The overall aim of EU co-operation is to improve the quality of life of the populations in the beneficiary countries through targeted and sustainable programmes. In 2010 the EU Delegation to Barbados and the Eastern Caribbean, which covers St. Vincent and the Grenadines, disbursed €130 million in development co-operation aid amongst the ten countries it is accredited to in the region.
Historically EU-ACP co-operation has been underpinned by four Lome agreements and now the Cotonou Agreement signed in 2000, through which the European Development Fund (EDF) provides grant aid towards development projects and programmes. The European Commission manages the funds and jointly implements the projects. Lome also introduced the STABEX system, to compensate ACP countries for the shortfall in export earnings due to fluctuations in prices.
Today the EU is St. Vincent and the Grenadines' largest grant aid partner for development. Apart from the EDF which runs in five year cycles, between 1993 and 1999 St. Vincent and the Grenadines benefitted from STABEX transfers totalling €77 million. These payments were given for loss of export earnings from bananas. The EU assistance was used to develop a more competitive agricultural sector, as well as the maintenance of the banana industry and the provision of social recovery for displaced farmers and their families. Substantial sums of these allocations have been used in the Public Sector Investment Programme (PSIP), construction of reception and palletisation centres, the Tourism Development Project and two large irrigation projects which have introduced a total of approximately 1,800 acres of irrigation on smallholder banana lands.
In addition to STABEX, in 1999, as the foreseeable withering of the banana regime became clear and in recognition of Lomé IV and Cotonou commitments in support of the traditional ACP banana industry and its access to EU markets, another instrument, the Special Framework of Assistance (SFA) to traditional ACP Banana producers, was created to provide assistance in the transitory period. Programmed on an annual basis for a period of ten years and using funds from the EC budget (as opposed to the EDF), the SFA was aimed at further assisting ACP banana producing countries in their efforts to enhance the competitiveness of the banana sector; diversify agriculture, enhance human resources and in general the economy of St. Vincent and the Grenadines; and to create safety nets for former banana producers. St. Vincent and the Grenadines was allocated €51 million (including interest) of SFA resources.
Projects and programmes supported by the EU in St. Vincent and the Grenadines also include construction of a school in Union island one of the islands in the Grenadines, expansion of the automotive laboratory at the Technical College, Education Support Programme which encompassed early childhood along with primary, secondary and tertiary education. The present EU 10th EDF intervention in St. Vincent and the Grenadines focuses on Health Sector Reform, which has a financial envelope of €9.24 million.

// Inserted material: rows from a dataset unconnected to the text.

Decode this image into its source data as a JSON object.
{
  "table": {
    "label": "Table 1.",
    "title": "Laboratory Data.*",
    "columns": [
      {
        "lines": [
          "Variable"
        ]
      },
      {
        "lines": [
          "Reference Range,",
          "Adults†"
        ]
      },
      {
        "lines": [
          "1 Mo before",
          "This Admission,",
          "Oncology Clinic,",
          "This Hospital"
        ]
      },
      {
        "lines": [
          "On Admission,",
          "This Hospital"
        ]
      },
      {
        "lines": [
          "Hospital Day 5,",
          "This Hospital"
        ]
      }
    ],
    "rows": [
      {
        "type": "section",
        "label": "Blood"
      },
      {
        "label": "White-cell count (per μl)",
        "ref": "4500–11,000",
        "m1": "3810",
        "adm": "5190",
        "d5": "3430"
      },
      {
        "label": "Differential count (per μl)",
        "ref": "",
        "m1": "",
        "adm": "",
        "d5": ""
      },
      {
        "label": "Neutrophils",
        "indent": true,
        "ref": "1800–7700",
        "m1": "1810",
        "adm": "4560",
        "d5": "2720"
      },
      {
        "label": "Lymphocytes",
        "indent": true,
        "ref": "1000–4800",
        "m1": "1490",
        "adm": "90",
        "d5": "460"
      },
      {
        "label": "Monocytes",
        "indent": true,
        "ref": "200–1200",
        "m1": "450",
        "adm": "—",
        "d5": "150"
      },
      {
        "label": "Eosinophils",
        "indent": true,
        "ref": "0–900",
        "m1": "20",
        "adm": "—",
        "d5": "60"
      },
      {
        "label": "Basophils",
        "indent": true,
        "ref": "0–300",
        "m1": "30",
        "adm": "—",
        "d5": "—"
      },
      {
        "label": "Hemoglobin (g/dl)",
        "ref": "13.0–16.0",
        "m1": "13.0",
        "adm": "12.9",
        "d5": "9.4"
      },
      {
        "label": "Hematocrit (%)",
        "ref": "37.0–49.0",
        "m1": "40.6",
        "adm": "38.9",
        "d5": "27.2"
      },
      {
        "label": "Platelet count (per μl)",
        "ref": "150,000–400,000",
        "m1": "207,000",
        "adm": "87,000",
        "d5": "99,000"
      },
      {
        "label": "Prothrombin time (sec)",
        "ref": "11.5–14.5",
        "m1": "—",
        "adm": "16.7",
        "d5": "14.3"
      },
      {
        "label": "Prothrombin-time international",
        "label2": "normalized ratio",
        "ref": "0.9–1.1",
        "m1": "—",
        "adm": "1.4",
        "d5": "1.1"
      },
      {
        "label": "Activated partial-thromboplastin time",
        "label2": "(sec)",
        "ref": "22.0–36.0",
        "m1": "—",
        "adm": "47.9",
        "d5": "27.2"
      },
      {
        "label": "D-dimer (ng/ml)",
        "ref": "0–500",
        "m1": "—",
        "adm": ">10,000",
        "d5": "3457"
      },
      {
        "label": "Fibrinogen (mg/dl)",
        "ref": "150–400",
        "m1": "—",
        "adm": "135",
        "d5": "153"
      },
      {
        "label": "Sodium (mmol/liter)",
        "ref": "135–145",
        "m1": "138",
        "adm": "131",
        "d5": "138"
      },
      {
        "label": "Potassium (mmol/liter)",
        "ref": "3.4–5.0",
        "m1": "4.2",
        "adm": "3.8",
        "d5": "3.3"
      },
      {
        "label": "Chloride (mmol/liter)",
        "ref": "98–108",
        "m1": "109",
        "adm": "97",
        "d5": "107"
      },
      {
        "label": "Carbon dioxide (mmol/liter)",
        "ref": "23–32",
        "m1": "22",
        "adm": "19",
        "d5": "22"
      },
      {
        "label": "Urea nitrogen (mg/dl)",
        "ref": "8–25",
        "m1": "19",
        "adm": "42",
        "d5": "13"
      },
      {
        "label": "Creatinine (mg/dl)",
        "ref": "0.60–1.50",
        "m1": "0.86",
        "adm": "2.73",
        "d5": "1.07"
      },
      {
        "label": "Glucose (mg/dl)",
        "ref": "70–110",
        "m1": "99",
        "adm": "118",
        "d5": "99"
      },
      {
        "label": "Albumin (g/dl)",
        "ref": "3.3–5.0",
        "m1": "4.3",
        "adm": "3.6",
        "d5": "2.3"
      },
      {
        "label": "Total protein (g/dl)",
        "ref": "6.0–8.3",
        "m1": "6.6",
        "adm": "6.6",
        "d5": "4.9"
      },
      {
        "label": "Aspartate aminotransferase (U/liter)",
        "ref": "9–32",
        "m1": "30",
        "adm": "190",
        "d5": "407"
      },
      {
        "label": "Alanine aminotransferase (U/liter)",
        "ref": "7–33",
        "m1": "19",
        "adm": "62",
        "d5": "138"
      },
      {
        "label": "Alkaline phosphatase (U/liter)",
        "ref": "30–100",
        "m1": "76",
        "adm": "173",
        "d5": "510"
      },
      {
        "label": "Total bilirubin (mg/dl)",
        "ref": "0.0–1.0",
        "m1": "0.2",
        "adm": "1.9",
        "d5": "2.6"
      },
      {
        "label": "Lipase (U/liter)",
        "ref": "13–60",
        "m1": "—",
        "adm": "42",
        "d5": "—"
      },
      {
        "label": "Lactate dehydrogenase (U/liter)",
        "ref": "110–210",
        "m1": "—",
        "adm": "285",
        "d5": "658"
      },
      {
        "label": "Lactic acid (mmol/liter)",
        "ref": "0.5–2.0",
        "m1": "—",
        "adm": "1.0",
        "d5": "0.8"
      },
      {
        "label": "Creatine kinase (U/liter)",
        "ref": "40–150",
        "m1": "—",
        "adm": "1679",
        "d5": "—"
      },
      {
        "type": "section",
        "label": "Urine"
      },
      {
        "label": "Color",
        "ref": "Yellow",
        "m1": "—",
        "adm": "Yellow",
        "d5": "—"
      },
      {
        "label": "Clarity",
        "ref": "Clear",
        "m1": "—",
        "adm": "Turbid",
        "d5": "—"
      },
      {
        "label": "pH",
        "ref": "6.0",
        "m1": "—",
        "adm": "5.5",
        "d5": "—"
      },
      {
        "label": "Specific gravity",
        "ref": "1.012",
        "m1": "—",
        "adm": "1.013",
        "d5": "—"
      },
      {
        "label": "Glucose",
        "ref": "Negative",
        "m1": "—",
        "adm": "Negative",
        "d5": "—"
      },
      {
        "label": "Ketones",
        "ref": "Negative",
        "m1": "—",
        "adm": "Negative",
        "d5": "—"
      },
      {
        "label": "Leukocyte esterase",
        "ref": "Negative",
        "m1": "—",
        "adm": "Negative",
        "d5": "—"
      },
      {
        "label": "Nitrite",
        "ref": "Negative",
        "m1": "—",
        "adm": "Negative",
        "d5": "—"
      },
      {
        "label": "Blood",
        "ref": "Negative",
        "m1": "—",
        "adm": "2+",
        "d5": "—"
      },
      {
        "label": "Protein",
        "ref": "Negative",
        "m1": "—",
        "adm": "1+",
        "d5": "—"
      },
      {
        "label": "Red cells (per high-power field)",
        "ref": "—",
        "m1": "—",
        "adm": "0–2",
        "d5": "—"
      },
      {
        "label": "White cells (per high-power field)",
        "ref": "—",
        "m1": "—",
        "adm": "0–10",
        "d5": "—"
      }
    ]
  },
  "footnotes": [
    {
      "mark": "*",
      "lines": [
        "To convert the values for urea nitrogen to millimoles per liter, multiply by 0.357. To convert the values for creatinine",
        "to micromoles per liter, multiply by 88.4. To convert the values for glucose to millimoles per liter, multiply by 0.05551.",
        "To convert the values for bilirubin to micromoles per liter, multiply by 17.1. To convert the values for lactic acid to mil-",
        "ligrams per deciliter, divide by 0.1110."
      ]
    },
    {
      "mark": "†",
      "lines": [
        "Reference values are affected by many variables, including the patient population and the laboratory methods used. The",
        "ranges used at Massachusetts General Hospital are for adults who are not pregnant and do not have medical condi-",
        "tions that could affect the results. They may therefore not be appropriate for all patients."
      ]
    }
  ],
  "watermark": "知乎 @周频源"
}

St. Vincent and the Grenadines also benefits from the EU's Fluctuation in Export Earnings (FLEX) mechanism, which was introduced in 2000 for ACP countries, to assist governments facing sudden loses of revenues. It provides additional budgetary support in situations where countries have registered a 10% loss in export earnings and a 10% worsening of the programmed public deficit.
The European Investment Bank (EIB) also helps to implement the EU’s cooperation and development policies outside the EU and has made loans available to St. Vincent and the Grenadines. EIB lending has been utilised for port development specifically in the construction of docking facilities for cruise ships and ferries. Lines of credit have been provided to the Caribbean Financial Services Corporation to small and medium size enterprises. There have also been numerous loans to the St. Vincent Electricity Services Ltd. for construction of a diesel plant.
The EU’s Humanitarian Aid Department ECHO has also provided emergency and post emergency aid to assist with the country’s rehabilitation following the passage of Hurricane Tomas in October 2010.
The EU is placing increasing emphasis on climate change, alternative energy and food security as well as mainstreaming issues such as environmental protection, gender and governance in its development co-operation. The EU is committed to the promotion of Human Rights, the rule of law and democracy worldwide. The European Union Delegation continues to work closely with all stakeholders in St. Vincent and the Grenadines and has assisted with the establishment of the Non-state Actors Panel which is actively involved in all aspects of our cooperation from programme formulation to implementation.